Avenches 08.02.2020

Die Störche sind zurück

Im Nationalgestüt in Avenches sind bereits zehn Horste besetzt. Wie eine nationale Zählung zeigt, fliegen immer mehr Störche früh im Winter zurück. Die Männchen treffen zuerst ein und bessern die Horste aus.

Auf neun Horsten im Schweizer Nationalgestüt in Avenches hat sich bereits je ein Storch niedergelassen, auf einem Horst findet sich sogar schon ein Paar. Dies teilte Robert Schoop, Bereichsleiter Storch Schweiz, auf Anfrage mit. «Mit den elf gezählten Störchen ist rund ein Drittel eingetroffen.» Dass die Weissstörche bereits Anfang Februar über die Felder rund um Avenches stelzen und ihre Horste in Beschlag nehmen, bestätigt die schweizweite Tendenz der letzten Jahre: «Seit 2017 führen wir jeweils an einem Stichtag im Januar eine nationale Winterzählung durch. 2017 waren es 288 Störche, 2018 deren 361, 2019 konnten wir 371 Störche zählen und in diesem Jahr waren es 527 Weissstörche», sagte Robert Schoop.

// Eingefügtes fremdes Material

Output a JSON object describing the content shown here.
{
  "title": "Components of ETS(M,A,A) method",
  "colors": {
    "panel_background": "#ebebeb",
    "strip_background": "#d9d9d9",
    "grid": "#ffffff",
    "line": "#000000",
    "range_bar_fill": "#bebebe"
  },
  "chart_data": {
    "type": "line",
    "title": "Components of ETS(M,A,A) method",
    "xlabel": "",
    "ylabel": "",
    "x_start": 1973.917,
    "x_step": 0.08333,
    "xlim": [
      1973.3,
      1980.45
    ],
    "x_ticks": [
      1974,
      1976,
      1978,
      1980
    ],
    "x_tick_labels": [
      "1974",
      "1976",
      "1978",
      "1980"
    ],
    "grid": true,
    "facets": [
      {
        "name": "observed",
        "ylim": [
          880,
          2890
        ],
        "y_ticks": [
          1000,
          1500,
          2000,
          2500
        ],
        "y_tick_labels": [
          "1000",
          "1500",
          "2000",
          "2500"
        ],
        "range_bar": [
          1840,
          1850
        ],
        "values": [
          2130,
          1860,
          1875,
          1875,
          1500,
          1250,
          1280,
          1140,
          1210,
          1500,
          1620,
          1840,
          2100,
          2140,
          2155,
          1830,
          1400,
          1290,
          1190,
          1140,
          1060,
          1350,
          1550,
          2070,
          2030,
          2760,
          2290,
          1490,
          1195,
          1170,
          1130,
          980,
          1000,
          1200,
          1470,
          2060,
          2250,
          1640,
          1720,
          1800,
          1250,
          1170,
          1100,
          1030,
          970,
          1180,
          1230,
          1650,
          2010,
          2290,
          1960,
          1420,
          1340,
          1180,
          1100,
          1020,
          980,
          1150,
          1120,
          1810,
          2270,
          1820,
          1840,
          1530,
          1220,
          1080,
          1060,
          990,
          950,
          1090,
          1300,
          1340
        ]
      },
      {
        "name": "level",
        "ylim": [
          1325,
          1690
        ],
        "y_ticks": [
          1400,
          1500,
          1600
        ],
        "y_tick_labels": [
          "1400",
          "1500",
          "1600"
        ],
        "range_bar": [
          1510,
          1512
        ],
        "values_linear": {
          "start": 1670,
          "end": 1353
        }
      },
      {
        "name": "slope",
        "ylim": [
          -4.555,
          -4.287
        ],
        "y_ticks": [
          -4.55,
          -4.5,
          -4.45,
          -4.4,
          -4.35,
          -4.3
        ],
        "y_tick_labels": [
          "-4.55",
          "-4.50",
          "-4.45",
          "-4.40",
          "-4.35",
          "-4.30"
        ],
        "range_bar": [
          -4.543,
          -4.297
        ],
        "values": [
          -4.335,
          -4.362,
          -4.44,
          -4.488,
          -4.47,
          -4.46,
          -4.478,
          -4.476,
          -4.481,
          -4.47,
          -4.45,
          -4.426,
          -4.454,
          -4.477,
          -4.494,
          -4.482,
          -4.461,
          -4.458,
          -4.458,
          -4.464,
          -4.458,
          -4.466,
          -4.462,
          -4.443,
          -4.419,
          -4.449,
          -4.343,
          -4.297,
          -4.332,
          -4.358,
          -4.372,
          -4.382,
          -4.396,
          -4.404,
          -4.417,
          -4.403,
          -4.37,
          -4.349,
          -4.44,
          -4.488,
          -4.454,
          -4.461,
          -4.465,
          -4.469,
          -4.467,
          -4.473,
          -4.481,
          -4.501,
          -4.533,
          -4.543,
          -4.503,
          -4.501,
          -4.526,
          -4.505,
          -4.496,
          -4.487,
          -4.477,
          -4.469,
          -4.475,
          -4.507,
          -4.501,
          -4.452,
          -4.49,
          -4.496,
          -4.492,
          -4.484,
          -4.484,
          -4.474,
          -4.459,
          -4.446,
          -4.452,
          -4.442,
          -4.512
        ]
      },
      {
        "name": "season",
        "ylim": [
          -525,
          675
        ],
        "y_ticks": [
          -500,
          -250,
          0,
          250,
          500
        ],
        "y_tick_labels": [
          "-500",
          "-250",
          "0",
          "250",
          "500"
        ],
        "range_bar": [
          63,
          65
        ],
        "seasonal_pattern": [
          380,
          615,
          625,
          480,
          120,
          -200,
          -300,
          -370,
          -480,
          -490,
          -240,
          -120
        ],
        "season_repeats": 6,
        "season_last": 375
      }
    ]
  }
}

Zu Beginn dieser Woche habe er Meldungen aus El Porcal in Spanien erhalten: «Dort gibt es eine grosse Lagune, die in den letzten Jahren insbesondere von Störchen genutzt wurde.» Unter den dortigen Störchen befänden sich auch solche aus Avenches. Um in die Schweiz zu kommen, nutzen die grazilen Vögel laut Schoop günstige und warme Winde. Störche seien Segler: «Sobald geeignetes Wetter eintrifft und das Klima über den Pyrenäen stimmt, werden sie in die Schweiz kommen.»

Eigene Wege

Aufgrund jahrelanger Beobachtungen der beringten Störche sei festzustellen, «dass die Storchenmännchen zuerst eintreffen und die Störchinnen etwa zwei Wochen später». Er habe immer wieder beobachten können, dass die Männchen sofort nach ihrer Ankunft mit der Ausbesserung des Horsts beginnen, erzählte Schoop. «In Vorträgen sage ich jeweils, sie würden den Horst zurechtmachen, damit ihre Damen sich bei der Ankunft darüber freuen können.» Dazu sammeln die Männchen Reisig, Moos und anderes Material.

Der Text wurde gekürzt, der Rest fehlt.